The British Society for the History of Pharmacy focuses on the development of the history of British pharmacy, from past apothecaries to today’s pharmacist in the community, hospital, academia or industry.

Anne has a background of teaching in further and higher education. She is trained as a consultant medical herbalist and joined Middlesex University, London, in 2000, to teach on and manage the degree programmes in complementary health sciences. She has a long association with the University of Exeter, having gained a postgraduate degree in women’s studies in the 1990s. That programme led to her interest in the history of domestic medicine and women healers. Anne’s doctoral thesis on seventeenth-century recipes and household medicine formed the basis of the publication of Household Medicine in Seventeenth-Century England (Bloomsbury, 2016). Currently, Anne holds an honorary research post at the University of Exeter with links to the History Department and the Centre for Rural Policy Research.
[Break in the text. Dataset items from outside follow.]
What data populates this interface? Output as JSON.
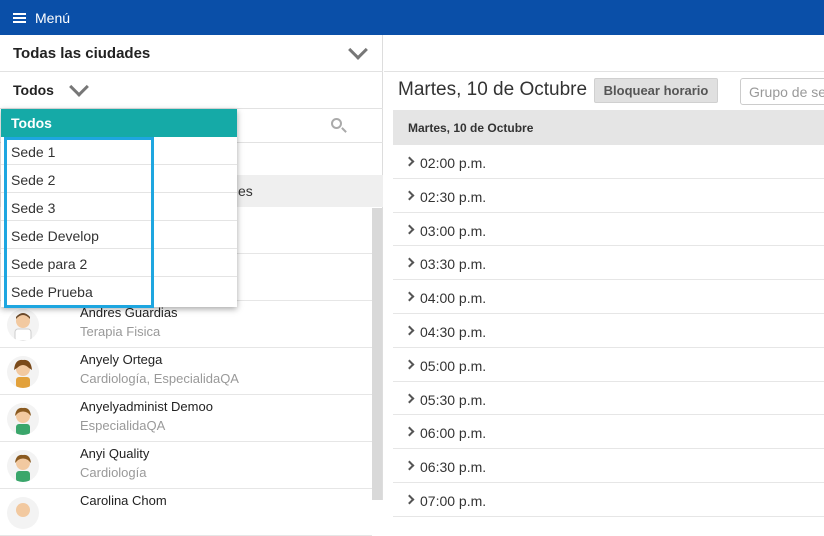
{
  "topbar": {
    "menu_label": "Menú"
  },
  "filters": {
    "city": "Todas las ciudades",
    "site": "Todos"
  },
  "dropdown": {
    "header": "Todos",
    "items": [
      "Sede 1",
      "Sede 2",
      "Sede 3",
      "Sede Develop",
      "Sede para 2",
      "Sede Prueba"
    ]
  },
  "partial_row_text": "es",
  "doctors": [
    {
      "name": "Andres Guardias",
      "specialty": "Terapia Fisica"
    },
    {
      "name": "Anyely Ortega",
      "specialty": "Cardiología, EspecialidaQA"
    },
    {
      "name": "Anyelyadminist Demoo",
      "specialty": "EspecialidaQA"
    },
    {
      "name": "Anyi Quality",
      "specialty": "Cardiología"
    },
    {
      "name": "Carolina Chom",
      "specialty": ""
    }
  ],
  "schedule": {
    "date_title": "Martes, 10 de Octubre",
    "block_button": "Bloquear horario",
    "group_placeholder": "Grupo de se",
    "day_header": "Martes, 10 de Octubre",
    "slots": [
      "02:00 p.m.",
      "02:30 p.m.",
      "03:00 p.m.",
      "03:30 p.m.",
      "04:00 p.m.",
      "04:30 p.m.",
      "05:00 p.m.",
      "05:30 p.m.",
      "06:00 p.m.",
      "06:30 p.m.",
      "07:00 p.m."
    ]
  },
  "colors": {
    "topbar": "#0a4fa8",
    "dropdown_header": "#15aaa7",
    "highlight": "#1ea6e0"
  }
}
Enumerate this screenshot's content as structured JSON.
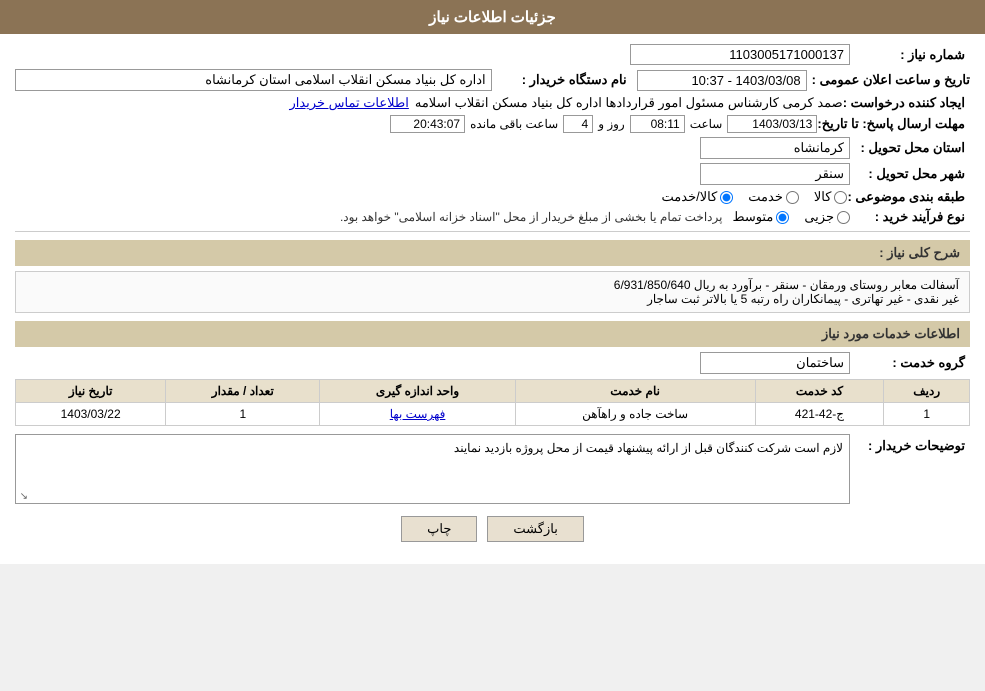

As a key founder of the Herbal History Research Network in 2009, Anne has promoted links between herbal practitioners and historians of medicine. She jointly edited the publication Critical Approaches to the History of Western Herbal Medicine: From Classical Antiquity to the Early Modern Period (Bloomsbury, 2014). This text is freely available to researchers as an open access publication. From ancient to modern history, the Herbal History Research Network continues to bring researchers and practitioners together through seminars and a thriving online discussion group.

“I feel truly honoured by this award, and I want to pay homage to colleagues in ethnobotany, herbal medicine and history of medicine research who have provided inspiration and support over the years.”

Anne will receive the award at the forthcoming British Society for the History of Pharmacy conference. The presentation will be followed by her keynote lecture on ‘Researching historical medicinal recipes’. The annual conference will be on 5th April 2025, at the George Marshall Medical Museum, Worcester.

Anne is also the author of two Permanent Publications titles: The Medicinal Forest Garden Handbook (2020) and Trees and Shrubs that Heal (2023).